What is the personality type of Alexis de Tocqueville? Which MBTI personality type best fits? Personality type for Alexis de Tocqueville from Historical Figures 1800s and what is the personality traits.
Alexis de Tocqueville personality type is INTP, the idealist. This type has a wide range of interests, from history to science to literature. INTPs tend to have a high amount of creative energy and a strong sense of curiosity, and often have a desire to understand the world. The INTP personality type is listed as being the most important in the Myers-Briggs Type Indicator (MBTI) test, which measures the type of a person based on four letters: I, N, E, and T.
In their book, The Big Book of Personality Types , the authors describe INTPs as being "idealists who love to see things from a different perspective" and "unconventional people who love to challenge the status quo."

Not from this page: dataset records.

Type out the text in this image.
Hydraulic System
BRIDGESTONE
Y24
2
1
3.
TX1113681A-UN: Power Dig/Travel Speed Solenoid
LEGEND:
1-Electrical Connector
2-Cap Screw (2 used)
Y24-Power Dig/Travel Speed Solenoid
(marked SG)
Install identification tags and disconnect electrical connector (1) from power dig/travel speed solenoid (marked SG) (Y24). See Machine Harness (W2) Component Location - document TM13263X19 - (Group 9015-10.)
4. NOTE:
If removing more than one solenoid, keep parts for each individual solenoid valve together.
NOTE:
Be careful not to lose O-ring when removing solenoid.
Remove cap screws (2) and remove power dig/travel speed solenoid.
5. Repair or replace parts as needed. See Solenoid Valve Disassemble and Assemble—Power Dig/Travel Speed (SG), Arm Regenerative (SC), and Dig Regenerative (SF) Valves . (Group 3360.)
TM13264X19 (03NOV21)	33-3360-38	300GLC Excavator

The INTP personality type is one of the rarest in the world, making up only one to two percent of the population. It is also one of the least understood. As a result, many people view this type as being eccentric or strange. In fact, much of the popular culture surrounding this type is negative, such as the film Fight Club and the book The Catcher in the Rye .
Alexis Charles Henri Clérel, comte de Tocqueville, colloquially known as Tocqueville, was a French aristocrat, diplomat, political scientist, political philosopher and historian. He is best known for his works Democracy in America and The Old Regime and the Revolution. In both, he analysed the improved living standards and social conditions of individuals as well as their relationship to the market and state in Western societies. Democracy in America was published after Tocqueville's travels in the United States and is today considered an early work of sociology and political science. Tocqueville was active in French politics, first under the July Monarchy and then during the Second Republic which succeeded the February 1848 Revolution. He retired from political life after Louis Napoléon Bonaparte's 2 December 1851 coup and thereafter began work on The Old Regime and the Revolution.